After years of feeling restless, like she didn't really belong anywhere, Sinthia Viera said she and her daughters have found peace - and a new faith family - at St. Thomas More Parish in Brooklyn, just a stone's throw from their home.
Sinthia grew up in a devout Catholic family in the Dominican Republic.
“I wasn’t baptized as a baby; I was about 9 or 10 years old,” she said, explaining that her father had been working in the United States and the family waited for him to return before she was baptized. Sinthia said her mother was a prominent educator, but, due to the political situation in the Dominican Republic, decided that she needed a new start, so the family moved to the U.S. in 1997. About that time, her mother also started attending a different church, so Sinthia’s religious formation stalled and she did not make her first confession or first Communion.
Then life happened. She attended public schools, earned a college degree and met and married her husband, Juan. An entrepreneur, he owns a car dealership, while Sinthia is a high school teacher in Cleveland. The Vieras, who live near the Cleveland/Brooklyn border, have three daughters — Cindy, 11, a sixth-grader; Mia, 10, a fifth-grader; and Leah, 7, a second grader — who attend St. Thomas More School.
Before transferring to St. Thomas More three years ago, the girls attended public school. The family didn’t give much thought to religion, but Sinthia said she and Juan were looking for a new school where the girls could feel more at home and connected. They live close enough to see St. Thomas More from their home and decided to check it out.
“Coming here was the best decision,” she said. “We are surrounded by good people who make us feel welcome — like we belong here. And the kids are building relationships.” “When I first came to St. Thomas More, I felt like I already fit in,” Mia said, adding she has many friends and is involved in things at school. “I didn’t even have to try.” Cindy said she never had close friends or relationships before, explaining that everyone at her old school scattered after classes.
“I feel that, little by little, God guided us back onto the right path,” Sinthia said. “I felt a sense of family.”
As she and the girls got more involved with school and, gradually, parish activities, they also began attending Mass.
“I think it started with them coming home and saying, ‘Let’s pray’ before dinner. Then they said they wanted to become Catholic,” Sinthia said. Last year, they began talking in earnest about joining the Church. Sinthia said her husband is supportive of their decision.
“I think it’s a good thing to do as a family,” Cindy said. In addition to religion classes in school, the girls are in the children’s catechumenate led by Bernice Barker, a lifelong St. Thomas More parishioner and certified pastoral minister who has worked at the parish in various capacities for 43 years.
“We teach them about the sacraments and the faith so they get to know their faith in a more personal way,” Bernice said. Five children, including the Viera girls, will don white robes as they are baptized by Father Bill Bouhall, St. Thomas More pastor, during the Easter Vigil on April 11. They also will receive their first Communion that night. The three girls will share a sponsor — a close family friend.

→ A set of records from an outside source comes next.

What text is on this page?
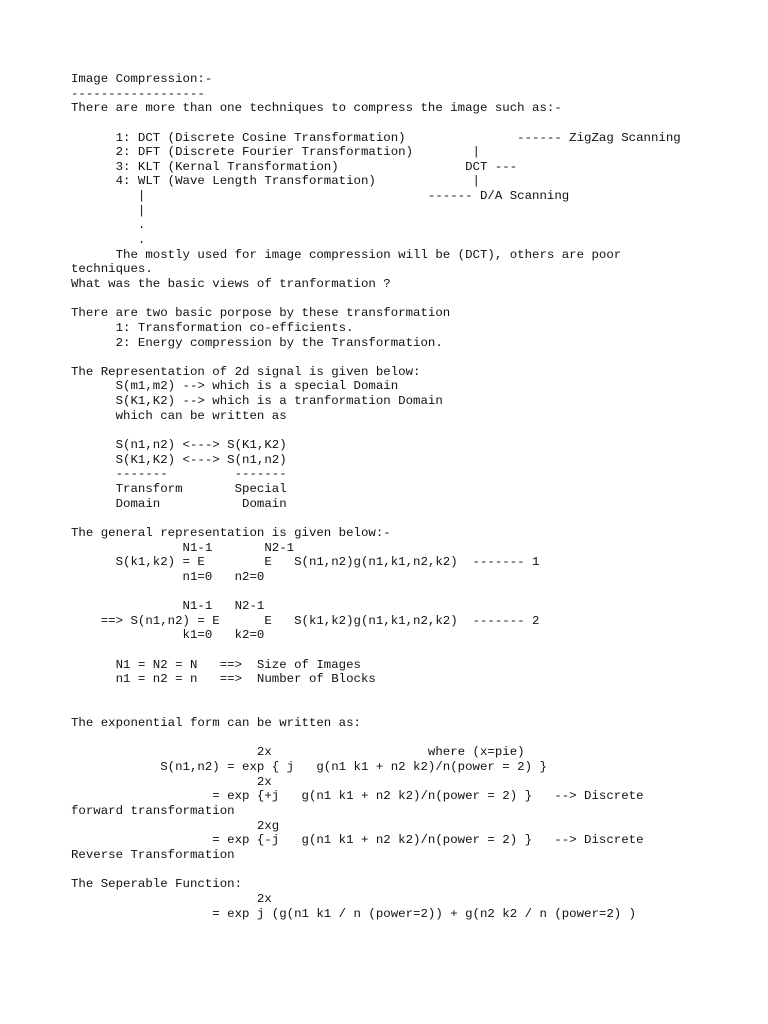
Image Compression:-
------------------
There are more than one techniques to compress the image such as:-
1: DCT (Discrete Cosine Transformation)               ------ ZigZag Scanning
2: DFT (Discrete Fourier Transformation)        |
3: KLT (Kernal Transformation)                 DCT ---
4: WLT (Wave Length Transformation)             |
|                                      ------ D/A Scanning
|
.
.
The mostly used for image compression will be (DCT), others are poor
techniques.
What was the basic views of tranformation ?
There are two basic porpose by these transformation
1: Transformation co-efficients.
2: Energy compression by the Transformation.
The Representation of 2d signal is given below:
S(m1,m2) --> which is a special Domain
S(K1,K2) --> which is a tranformation Domain
which can be written as
S(n1,n2) <---> S(K1,K2)
S(K1,K2) <---> S(n1,n2)
-------         -------
Transform       Special
Domain           Domain
The general representation is given below:-
N1-1       N2-1
S(k1,k2) = E        E   S(n1,n2)g(n1,k1,n2,k2)  ------- 1
n1=0   n2=0
N1-1   N2-1
==> S(n1,n2) = E      E   S(k1,k2)g(n1,k1,n2,k2)  ------- 2
k1=0   k2=0
N1 = N2 = N   ==>  Size of Images
n1 = n2 = n   ==>  Number of Blocks
The exponential form can be written as:
2x                     where (x=pie)
S(n1,n2) = exp { j   g(n1 k1 + n2 k2)/n(power = 2) }
2x
= exp {+j   g(n1 k1 + n2 k2)/n(power = 2) }   --> Discrete
forward transformation
2xg
= exp {-j   g(n1 k1 + n2 k2)/n(power = 2) }   --> Discrete
Reverse Transformation
The Seperable Function:
2x
= exp j (g(n1 k1 / n (power=2)) + g(n2 k2 / n (power=2) )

And Sinthia, who is participating in the Rite of Christian Initiation of Adults, will enter full communion with the Catholic Church, receiving her first Communion and being confirmed at the Easter Vigil. Her sponsor is a St. Thomas More parishioner who is a close friend.
As their faith formation continues, the Vieras said they are excited about receiving the sacraments.
“I told my mother I haven’t felt so at peace in a long time,” Sinthia said. “I have such a sense of belonging.” She said her daughters enjoy attending Mass and are always ready to pray at home, including before meals. They also are looking forward to receiving the sacraments with their classmates.
The girls said they enjoy talking to Father Bill.
“He’s a nice person — and funny,” Leah said, remembering one time when he donned a wig while delivering a homily during a school Mass.
“He’s not boring when he tells stories about the saints. And I like it when kids do the readings,” she added. Sinthia describes Father Bill as pastoral. “He’s not pushy; he guides you and it works. He comes across as knowledgeable in his sermons and as someone who loves his faith. My kids respect that and enjoy coming to Mass.”
Cindy, Mia and Leah also look forward to their catechumenate sessions with Bernice.
“Mrs. Barker tells us that if you don’t use your faith, it’s like not opening a Christmas present,” Leah said.
Sinthia said her daughters are learning a lot both in school and in their formation program. “They’re not being pushed to learn, but they’re learning and they like it,” she said. In addition to learning about the sacraments, they have toured the church and learned about symbols and the Mass.
“Mrs. Barker told us the Catholic Church is the best way to get to heaven,” Mia said.
“The Church is where you connect with God and receive Jesus. I’ve always wanted to do this,” Cindy said. Sinthia summed up their conversion experience by saying, “I finally feel like I’m home — like I belong someplace.”